Sergio Marchionne told it like it was. Shortly before his death I asked the FCA CEO whether Donald Trump’s trade wars and Britain’s turmoil over Brexit—its departure from the European Union, one of the world’s largest trade blocs—posed a threat to his company’s business. He paused a moment, then powered ahead: “These are strange times,” he agreed. “We have never been here before.”
Indeed. Globalists are out. Economic nationalists are in. It’s a bad time to be running an automaker. With everything from the smallest part to complete vehicles streaming ceaselessly across borders from factories all over the planet, the auto industry is the globalists’ poster child. It generates billions in revenue, employs millions, and offers consumers an unprecedented choice. But not everyone believes that’s a good thing.

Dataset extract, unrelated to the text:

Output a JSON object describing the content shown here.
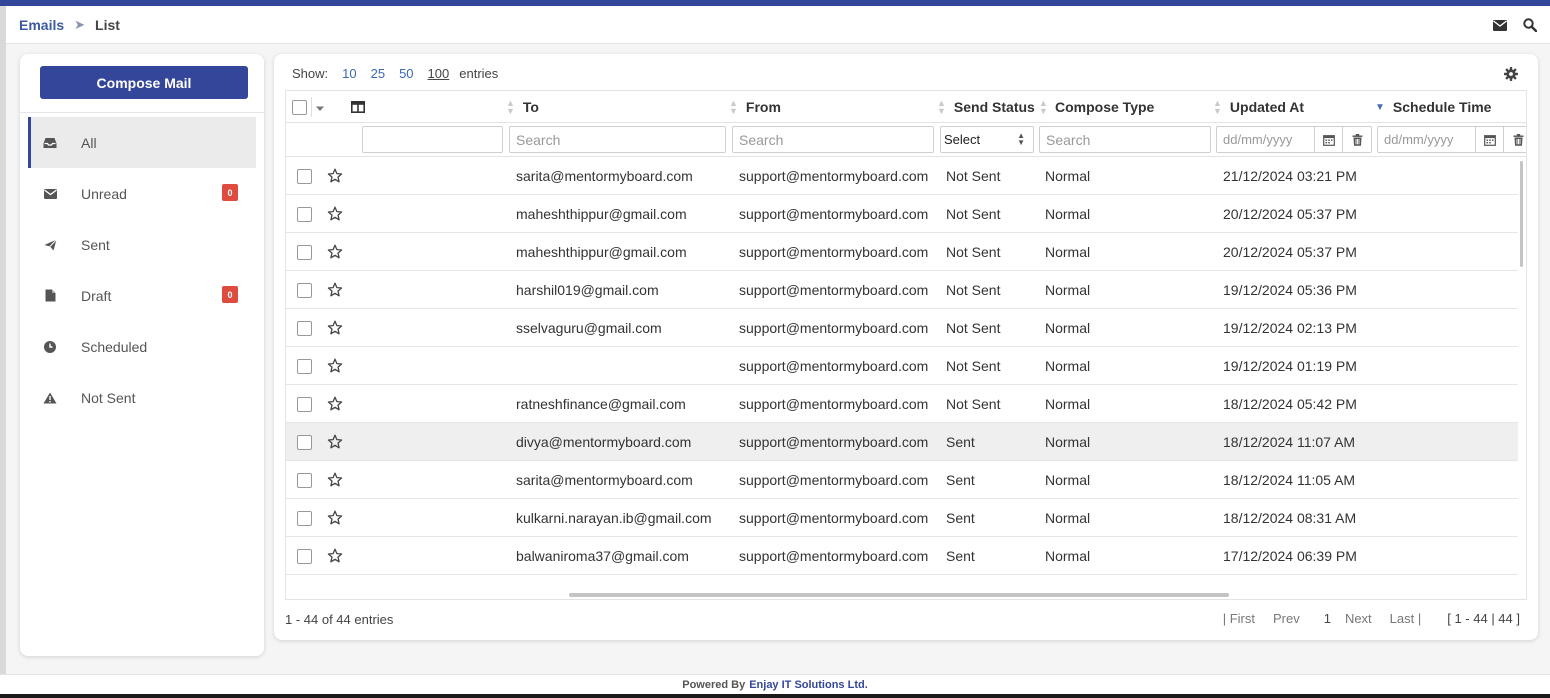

“Build them here!” tweeted President Donald Trump as he threatened tariffs on imported cars and castigated Harley-Davidson for plans to move some motorcycle production out of the U.S. to avoid retaliatory taxes from the European Union. “F**k business,” former British Foreign Secretary Boris Johnson reportedly said after BMW warned that, without a guarantee of tariff-free movement of cars and parts across Britain’s border, Brexit would threaten the viability of its U.K. manufacturing operations.
What alarms auto industry executives is these strident voices are not coming from a radical left-wing fringe but from politicians belonging to parties they have long regarded as business-friendly. However, those parties are now in thrall to voters angered by wage stagnation and declines in social services—voters for whom life in the globalized economy has not improved their personal pocketbooks. The awkward problem for the auto industry is those voters have a point.
Research by the Hamilton Project at the Brookings Institution has revealed that, adjusted for inflation, worker wages in the U.S. have only grown by 10 percent since 1973. Over the same period, the inflation-adjusted price of a base Mustang has increased more than 60 percent. It’s a similar story in Britain, where a base Ford Mondeo costs 50 percent more than the inflation-adjusted price of a 1973 Ford Cortina. Of course, today’s Mustangs and Mondeos are in every way far better cars than their predecessors. But for average wage earners, they’re not as good a deal as they used to be.